Monsanto will appeal the San Francisco jury’s decision, but the case of groundskeeper Dewayne Johnson, 46, may set precedent as the “first case filed by a cancer patient against the agribusiness giant to reach trial,” reported the Associated Press. Johnson’s case was expedited because his attorneys argued that Johnson is dying of non-Hodgkin’s lymphoma that Johnson says was caused by Roundup.
A California Superior Court jury sided with Johnson and “agreed that Roundup contributed to Johnson’s cancer and Monsanto should have provided a label warning of the potential health hazard,” reported the AP.
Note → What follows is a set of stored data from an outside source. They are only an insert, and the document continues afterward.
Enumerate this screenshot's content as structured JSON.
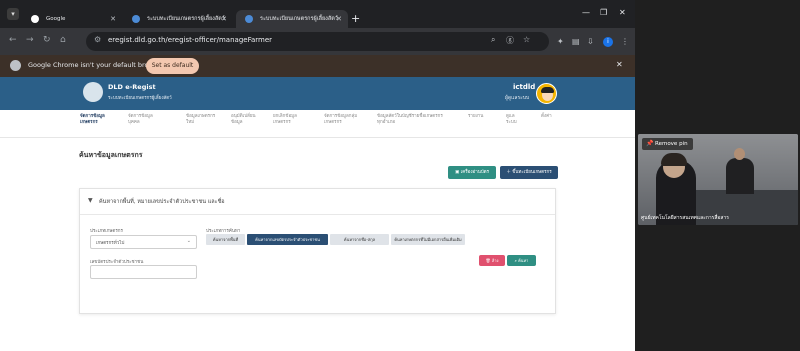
{
  "browser": {
    "tabs": [
      {
        "label": "Google",
        "active": false
      },
      {
        "label": "ระบบทะเบียนเกษตรกรผู้เลี้ยงสัตว์",
        "active": false
      },
      {
        "label": "ระบบทะเบียนเกษตรกรผู้เลี้ยงสัตว์",
        "active": true
      }
    ],
    "new_tab": "+",
    "url": "eregist.dld.go.th/eregist-officer/manageFarmer",
    "profile_initial": "i"
  },
  "infobar": {
    "message": "Google Chrome isn't your default browser",
    "button": "Set as default"
  },
  "app": {
    "brand": "DLD e-Regist",
    "brand_sub": "ระบบทะเบียนเกษตรกรผู้เลี้ยงสัตว์",
    "user_name": "ictdld",
    "user_role": "ผู้ดูแลระบบ",
    "menu": [
      {
        "label": "จัดการข้อมูลเกษตรกร",
        "active": true
      },
      {
        "label": "จัดการข้อมูลบุคคล",
        "active": false
      },
      {
        "label": "ข้อมูลเกษตรกรใหม่",
        "active": false
      },
      {
        "label": "อนุมัติเปลี่ยนข้อมูล",
        "active": false
      },
      {
        "label": "ยกเลิกข้อมูลเกษตรกร",
        "active": false
      },
      {
        "label": "จัดการข้อมูลกลุ่มเกษตรกร",
        "active": false
      },
      {
        "label": "ข้อมูลสัตว์ในบัญชีรายชื่อเกษตรกรทุกอำเภอ",
        "active": false
      },
      {
        "label": "รายงาน",
        "active": false
      },
      {
        "label": "ดูแลระบบ",
        "active": false
      },
      {
        "label": "ตั้งค่า",
        "active": false
      }
    ]
  },
  "main": {
    "title": "ค้นหาข้อมูลเกษตรกร",
    "btn_farmer_list": "เครื่องอ่านบัตร",
    "btn_add_farmer": "ขึ้นทะเบียนเกษตรกร",
    "search_panel_title": "ค้นหาจากพื้นที่, หมายเลขประจำตัวประชาชน และชื่อ",
    "label_farmer_type": "ประเภทเกษตรกร",
    "select_farmer_type_value": "เกษตรกรทั่วไป",
    "label_search_type": "ประเภทการค้นหา",
    "label_id_card": "เลขบัตรประจำตัวประชาชน",
    "search_types": [
      {
        "label": "ค้นหาจากพื้นที่",
        "active": false
      },
      {
        "label": "ค้นหาจากเลขบัตรประจำตัวประชาชน",
        "active": true
      },
      {
        "label": "ค้นหาจากชื่อ-สกุล",
        "active": false
      },
      {
        "label": "ค้นหาเกษตรกรที่ไม่มีเอกสารอื่นเพิ่มเติม",
        "active": false
      }
    ],
    "btn_clear": "ล้าง",
    "btn_search": "ค้นหา"
  },
  "video": {
    "pin_label": "Remove pin",
    "participant_name": "ศูนย์เทคโนโลยีสารสนเทศและการสื่อสาร"
  }
}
“We are sympathetic to Mr. Johnson and his family,” Monsanto spokesman Scott Partridge said, according to the AP. “We will appeal this decision and continue to vigorously defend this product, which has a 40-year history of safe use and continues to be a vital, effective, and safe tool for farmers and others.”
The Environmental Protection Agency classifies Roundup’s active ingredient glyphosate as safe if used according to product directions, reported the AP.
Johnson argued that Roundup’s label never warned of the alleged cancer risk of glyphosate. He sprayed large quantities of Roundup and similar products at his job. The wind often blew the herbicide back onto his face, and in one instance a hose broke and soaked him in the substance.